During last Thursday’s press conference, ECB President Mario Draghi clearly spelled out two basic principles: firstly, that the decision to request the so-called bailout, i.e., the ECB’s intervention in the secondary debt market, is up to Spain; and secondly, that the institution cannot guarantee that a request for intervention would be automatically followed by a lowering of the Spanish risk premium to the level of 200 basis points. “We cannot give such a guarantee beforehand — I don’t think there can be an automatic quid pro quo. The markets respond to reforms.”
This logical clarification has come under virulent attack from certain Spanish government ministers, who accuse the ECB of aggravating the crisis in the country.
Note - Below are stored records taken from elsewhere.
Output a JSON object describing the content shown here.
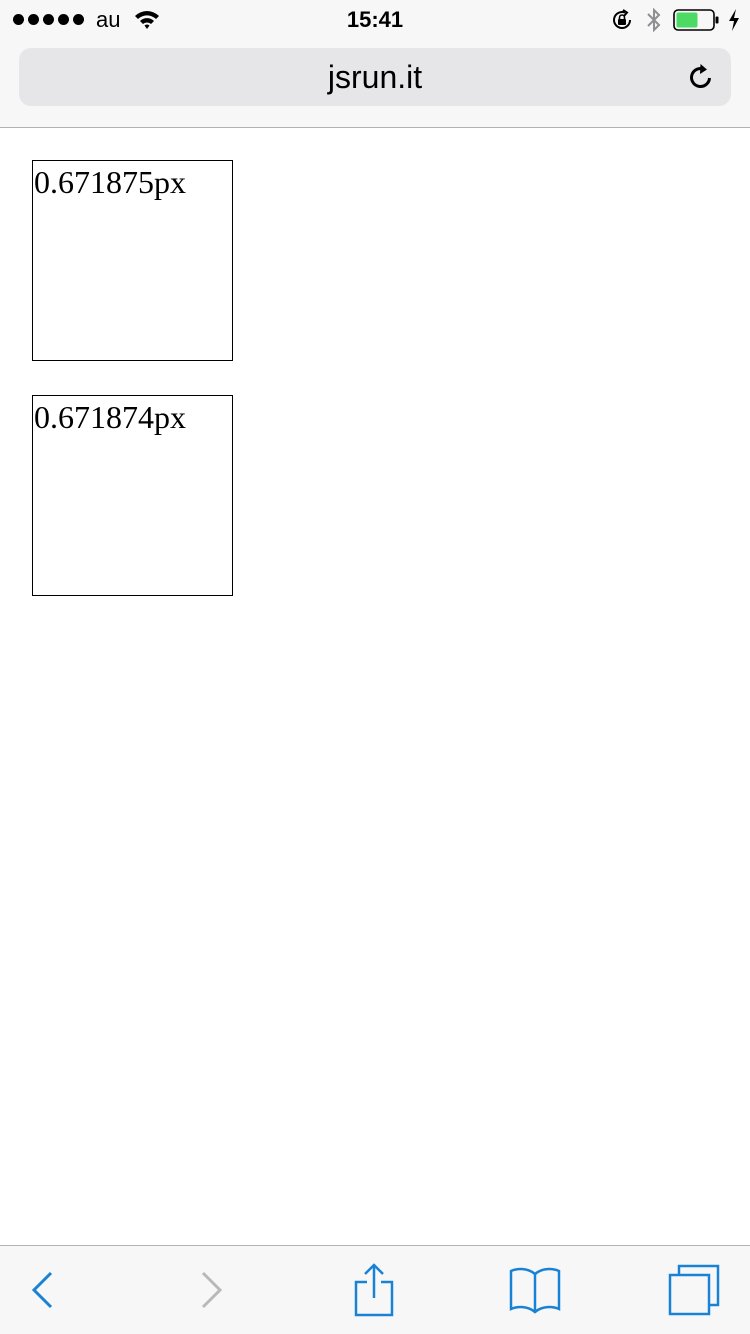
{
  "status_bar": {
    "carrier": "au",
    "time": "15:41",
    "battery_color": "#4cd964"
  },
  "browser": {
    "url": "jsrun.it",
    "accent_color": "#1a82d4",
    "disabled_color": "#b9b9b9"
  },
  "boxes": [
    {
      "label": "0.671875px"
    },
    {
      "label": "0.671874px"
    }
  ],
  "toolbar": {
    "icons": [
      "back-icon",
      "forward-icon",
      "share-icon",
      "bookmarks-icon",
      "tabs-icon"
    ]
  }
}
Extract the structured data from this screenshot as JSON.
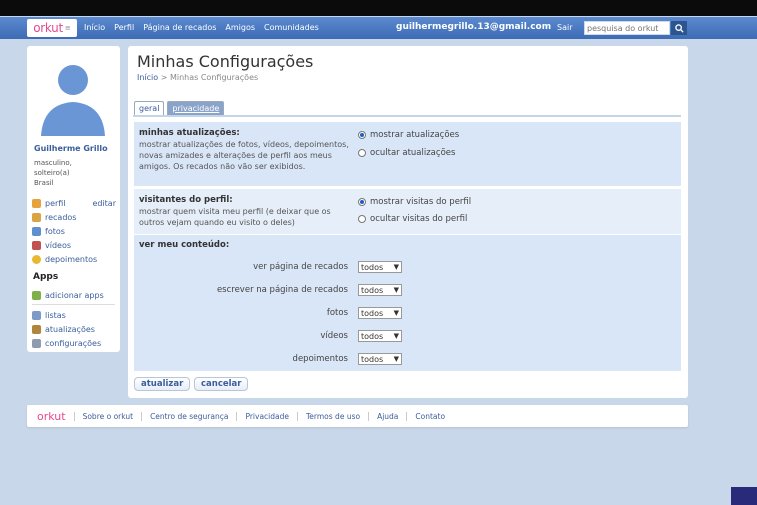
{
  "topbar": {
    "logo": "orkut",
    "nav": [
      "Início",
      "Perfil",
      "Página de recados",
      "Amigos",
      "Comunidades"
    ],
    "email": "guilhermegrillo.13@gmail.com",
    "logout": "Sair",
    "search_placeholder": "pesquisa do orkut"
  },
  "profile": {
    "name": "Guilherme Grillo",
    "info": [
      "masculino,",
      "solteiro(a)",
      "Brasil"
    ],
    "menu": [
      {
        "label": "perfil",
        "icon": "user-icon",
        "extra": "editar"
      },
      {
        "label": "recados",
        "icon": "scrap-icon"
      },
      {
        "label": "fotos",
        "icon": "photo-icon"
      },
      {
        "label": "vídeos",
        "icon": "video-icon"
      },
      {
        "label": "depoimentos",
        "icon": "testimonial-icon"
      }
    ],
    "apps_title": "Apps",
    "apps_add": "adicionar apps",
    "menu2": [
      {
        "label": "listas",
        "icon": "list-icon"
      },
      {
        "label": "atualizações",
        "icon": "updates-icon"
      },
      {
        "label": "configurações",
        "icon": "settings-icon"
      }
    ]
  },
  "main": {
    "title": "Minhas Configurações",
    "breadcrumb_home": "Início",
    "breadcrumb_sep": ">",
    "breadcrumb_current": "Minhas Configurações",
    "tabs": [
      "geral",
      "privacidade"
    ],
    "updates": {
      "title": "minhas atualizações:",
      "desc": "mostrar atualizações de fotos, vídeos, depoimentos, novas amizades e alterações de perfil aos meus amigos. Os recados não vão ser exibidos.",
      "opt1": "mostrar atualizações",
      "opt2": "ocultar atualizações",
      "selected": "mostrar atualizações"
    },
    "visitors": {
      "title": "visitantes do perfil:",
      "desc": "mostrar quem visita meu perfil (e deixar que os outros vejam quando eu visito o deles)",
      "opt1": "mostrar visitas do perfil",
      "opt2": "ocultar visitas do perfil",
      "selected": "mostrar visitas do perfil"
    },
    "content": {
      "title": "ver meu conteúdo:",
      "rows": [
        {
          "label": "ver página de recados",
          "value": "todos"
        },
        {
          "label": "escrever na página de recados",
          "value": "todos"
        },
        {
          "label": "fotos",
          "value": "todos"
        },
        {
          "label": "vídeos",
          "value": "todos"
        },
        {
          "label": "depoimentos",
          "value": "todos"
        }
      ]
    },
    "save": "atualizar",
    "cancel": "cancelar"
  },
  "footer": {
    "logo": "orkut",
    "links": [
      "Sobre o orkut",
      "Centro de segurança",
      "Privacidade",
      "Termos de uso",
      "Ajuda",
      "Contato"
    ]
  }
}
If the Spanish government’s financial stability policy consists of making the request for an ECB intervention in return for a guaranteed reduction of the risk premium, we are dealing with a gross financial and economic error.
The share of responsibility borne by the EU authorities in the prolongation of the crisis is obvious, and has often been cause for complaints; but this responsibility can only be said to lie in the implementation of mistaken fiscal policies, imposing immoderate budgetary cutbacks and the reduction of the deficit at any price — something that the Spanish government has accepted as an obligation. But the ECB has not decided on the cutbacks in healthcare, education and public investment, whose de-multiplying effects are prolonging the Spanish recession; this is a decision made by Rajoy and his economic team, which has left them with no margin to fulfill their promises.
But the financial error is even more serious. The government ought to know by now that it is not possible to negotiate with the ECB in terms of a closed contract, as in the purchase of an automobile or an insurance policy. Such a lapse is at odds with common sense, and with the autonomy of the European bank regulator. The ECB is under no urgent pressure concerning the request for a bailout or intervention, and thus can hardly be expected to undertake a firm commitment. It is the Spanish government that has to do something about the financial asphyxiation of Spanish companies. It is not out of place to mention here that small- and medium-sized Spanish companies are now financing themselves at costs 50 percent higher than those of similar firms in Europe.
Besides, political haggling of this type contributes to speculation, against both Spanish debt and the ECB, since it amounts to informing speculators as to the differential the bank has to defend, upon which the attacks on debt can then be focused. Rajoy and his economic advisors must make the decision on the bailout (or intervention) on a basis of more serious arguments, and forget this supposed poker game pitting Rajoy against Merkel and Draghi.